Is multiple-sequence alignment required for accurate inference of phylogeny?

Abstract

The process of inferring phylogenetic trees from molecular sequences almost always starts with a multiple alignment of these sequences but can also be based on methods that do not involve multiple sequence alignment. Very little is known about the accuracy with which such alignment-free methods recover the correct phylogeny or about the potential for increasing their accuracy. We conducted a large-scale comparison of ten alignment-free methods, among them one new approach that does not calculate distances and a faster variant of our pattern-based approach; all distance-based alignment-free methods are freely available from http://www.bioinformatics.org.au (as Python package decaf+py). We show that most methods exhibit a higher overall reconstruction accuracy in the presence of high among-site rate variation. Under all conditions that we considered, variants of the pattern-based approach were significantly better than the other alignment-free methods. The new pattern-based variant achieved a speed-up of an order of magnitude in the distance calculation step, accompanied by a small loss of tree reconstruction accuracy. A method of Bayesian inference from k-mers did not improve on classical alignment-free (and distance-based) methods but may still offer other advantages due to its Bayesian nature. We found the optimal word length k of word-based methods to be stable across various data sets, and we provide parameter ranges for two different alphabets. The influence of these alphabets was analyzed to reveal a trade-off in reconstruction accuracy between long and short branches. We have mapped the phylogenetic accuracy for many alignment-free methods, among them several recently introduced ones, and increased our understanding of their behavior in response to biologically important parameters.

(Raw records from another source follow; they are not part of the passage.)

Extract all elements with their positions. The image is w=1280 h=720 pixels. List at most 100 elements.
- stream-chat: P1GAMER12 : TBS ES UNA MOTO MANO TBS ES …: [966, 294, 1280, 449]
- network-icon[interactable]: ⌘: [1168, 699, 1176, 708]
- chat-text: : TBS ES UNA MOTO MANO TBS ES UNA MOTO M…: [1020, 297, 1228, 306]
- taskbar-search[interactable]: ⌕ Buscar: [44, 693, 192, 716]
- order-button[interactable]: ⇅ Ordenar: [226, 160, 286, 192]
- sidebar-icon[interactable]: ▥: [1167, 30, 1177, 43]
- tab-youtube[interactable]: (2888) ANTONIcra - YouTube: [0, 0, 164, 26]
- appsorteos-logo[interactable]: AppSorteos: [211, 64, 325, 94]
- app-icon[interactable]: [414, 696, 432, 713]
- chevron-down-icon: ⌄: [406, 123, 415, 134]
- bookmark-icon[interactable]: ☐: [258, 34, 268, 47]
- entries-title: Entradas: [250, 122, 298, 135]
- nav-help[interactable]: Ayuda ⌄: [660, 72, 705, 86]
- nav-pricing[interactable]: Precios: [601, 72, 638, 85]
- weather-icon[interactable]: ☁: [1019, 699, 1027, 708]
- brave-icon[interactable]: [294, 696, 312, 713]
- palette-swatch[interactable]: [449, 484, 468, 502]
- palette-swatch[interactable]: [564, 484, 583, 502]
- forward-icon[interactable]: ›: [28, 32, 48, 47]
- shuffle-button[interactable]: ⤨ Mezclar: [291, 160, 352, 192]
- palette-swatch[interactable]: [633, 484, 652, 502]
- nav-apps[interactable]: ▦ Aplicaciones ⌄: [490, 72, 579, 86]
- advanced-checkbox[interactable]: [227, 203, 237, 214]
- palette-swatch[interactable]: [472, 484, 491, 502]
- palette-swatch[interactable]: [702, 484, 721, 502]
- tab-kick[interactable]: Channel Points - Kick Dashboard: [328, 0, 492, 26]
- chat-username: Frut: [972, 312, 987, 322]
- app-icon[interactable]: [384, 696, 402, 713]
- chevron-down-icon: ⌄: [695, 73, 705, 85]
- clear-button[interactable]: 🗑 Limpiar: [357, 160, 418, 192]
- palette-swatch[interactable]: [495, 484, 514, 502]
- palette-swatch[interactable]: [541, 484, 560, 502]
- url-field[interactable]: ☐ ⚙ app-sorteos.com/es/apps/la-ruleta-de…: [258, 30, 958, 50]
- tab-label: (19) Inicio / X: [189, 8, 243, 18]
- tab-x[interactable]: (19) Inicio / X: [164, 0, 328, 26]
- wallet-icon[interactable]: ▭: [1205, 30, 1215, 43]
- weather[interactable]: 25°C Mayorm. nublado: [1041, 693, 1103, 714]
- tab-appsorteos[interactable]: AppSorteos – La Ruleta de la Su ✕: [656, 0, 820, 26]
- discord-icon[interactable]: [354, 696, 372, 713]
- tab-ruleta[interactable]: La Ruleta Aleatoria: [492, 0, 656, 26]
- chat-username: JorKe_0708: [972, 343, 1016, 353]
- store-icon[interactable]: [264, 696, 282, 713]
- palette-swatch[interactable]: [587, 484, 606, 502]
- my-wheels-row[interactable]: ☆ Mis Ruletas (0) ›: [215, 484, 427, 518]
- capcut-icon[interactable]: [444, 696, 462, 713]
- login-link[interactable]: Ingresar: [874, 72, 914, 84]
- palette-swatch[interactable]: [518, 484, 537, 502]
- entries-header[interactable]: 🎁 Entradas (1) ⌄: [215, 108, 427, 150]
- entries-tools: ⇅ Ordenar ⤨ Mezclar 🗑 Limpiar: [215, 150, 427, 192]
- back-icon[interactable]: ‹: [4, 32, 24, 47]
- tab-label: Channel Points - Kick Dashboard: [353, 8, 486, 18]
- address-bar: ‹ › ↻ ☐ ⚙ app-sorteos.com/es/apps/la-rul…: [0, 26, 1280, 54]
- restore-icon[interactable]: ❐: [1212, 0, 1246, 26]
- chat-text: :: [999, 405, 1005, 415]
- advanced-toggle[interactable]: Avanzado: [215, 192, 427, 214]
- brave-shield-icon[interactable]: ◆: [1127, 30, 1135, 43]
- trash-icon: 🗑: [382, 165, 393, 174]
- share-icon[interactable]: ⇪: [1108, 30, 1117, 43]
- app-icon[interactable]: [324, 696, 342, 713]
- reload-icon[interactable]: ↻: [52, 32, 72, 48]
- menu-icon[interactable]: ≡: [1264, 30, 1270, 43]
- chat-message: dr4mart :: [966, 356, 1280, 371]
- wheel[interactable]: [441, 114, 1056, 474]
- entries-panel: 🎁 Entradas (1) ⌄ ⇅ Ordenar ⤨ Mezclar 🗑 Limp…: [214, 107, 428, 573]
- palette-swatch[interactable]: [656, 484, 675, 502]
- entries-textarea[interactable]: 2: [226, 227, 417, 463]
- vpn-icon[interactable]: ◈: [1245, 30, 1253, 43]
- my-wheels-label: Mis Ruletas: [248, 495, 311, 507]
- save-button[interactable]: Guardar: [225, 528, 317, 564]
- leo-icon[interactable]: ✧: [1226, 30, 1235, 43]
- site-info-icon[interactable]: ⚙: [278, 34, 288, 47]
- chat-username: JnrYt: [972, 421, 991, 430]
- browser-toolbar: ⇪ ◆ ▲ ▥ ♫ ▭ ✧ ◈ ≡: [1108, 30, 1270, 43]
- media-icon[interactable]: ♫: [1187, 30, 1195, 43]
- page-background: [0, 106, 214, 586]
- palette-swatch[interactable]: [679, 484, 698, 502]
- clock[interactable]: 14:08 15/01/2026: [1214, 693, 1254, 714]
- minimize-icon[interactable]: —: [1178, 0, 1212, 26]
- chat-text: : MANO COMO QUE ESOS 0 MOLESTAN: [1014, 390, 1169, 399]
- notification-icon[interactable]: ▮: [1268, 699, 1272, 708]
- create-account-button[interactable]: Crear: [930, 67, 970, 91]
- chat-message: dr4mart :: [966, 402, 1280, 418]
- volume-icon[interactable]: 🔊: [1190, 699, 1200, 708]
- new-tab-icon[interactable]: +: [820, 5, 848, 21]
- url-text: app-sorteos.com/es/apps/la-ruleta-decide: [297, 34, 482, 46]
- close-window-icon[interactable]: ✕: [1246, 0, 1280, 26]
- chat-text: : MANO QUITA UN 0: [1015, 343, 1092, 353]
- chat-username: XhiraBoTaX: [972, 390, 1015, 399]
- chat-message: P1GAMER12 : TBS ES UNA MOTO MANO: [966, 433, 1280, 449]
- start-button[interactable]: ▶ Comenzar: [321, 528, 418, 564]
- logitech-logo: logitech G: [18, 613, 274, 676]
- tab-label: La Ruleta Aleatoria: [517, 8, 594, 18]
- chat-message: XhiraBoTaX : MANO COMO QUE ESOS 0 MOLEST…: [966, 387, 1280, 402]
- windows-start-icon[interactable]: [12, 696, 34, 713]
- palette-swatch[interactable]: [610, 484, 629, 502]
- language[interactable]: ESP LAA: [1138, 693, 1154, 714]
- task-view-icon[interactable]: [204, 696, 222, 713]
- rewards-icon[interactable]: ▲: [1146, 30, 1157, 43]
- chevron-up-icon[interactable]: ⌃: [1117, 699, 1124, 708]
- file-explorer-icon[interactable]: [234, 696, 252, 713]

In all experiments, the pattern-based approach emerged as superior, at the expense of higher resource consumption. Nonetheless, no alignment-free method that we examined recovers the correct phylogeny as accurately as does an approach based on maximum-likelihood distance estimates of multiply aligned sequences.

Figure 1

RF distance landscape for method B-bin. Average RF distance (y-axis) of method B-bin on three reference sets (top to bottom: set 2, set 4, and set 6) of two synthetic data sets (a, c, e: control; b, d, f: ASRV). Each subfigure shows the behavior as a function of word length k (x-axis) for two alphabets (AA: original amino acids, CE: chemical equivalence classes). Points are joined for ease of visual inspection only.

Figure 2

Average RF distance for six methods. Average RF distance (y-axis) for six selected methods on all seven reference sets (x-axis) of two synthetic data sets (a: control; b: ASRV). For each data set, we show (1) the ML distance estimate based on correct alignments, (2) the best pattern-based variant, (3 and 4) the best word-based method and the best method not based on words, 5) the best composition distance; and (6) the W-metric; the numbers in the inserted legends refer to the far left-hand column of Tables 1 (Figure 2a) and 2 (Figure 2b) respectively.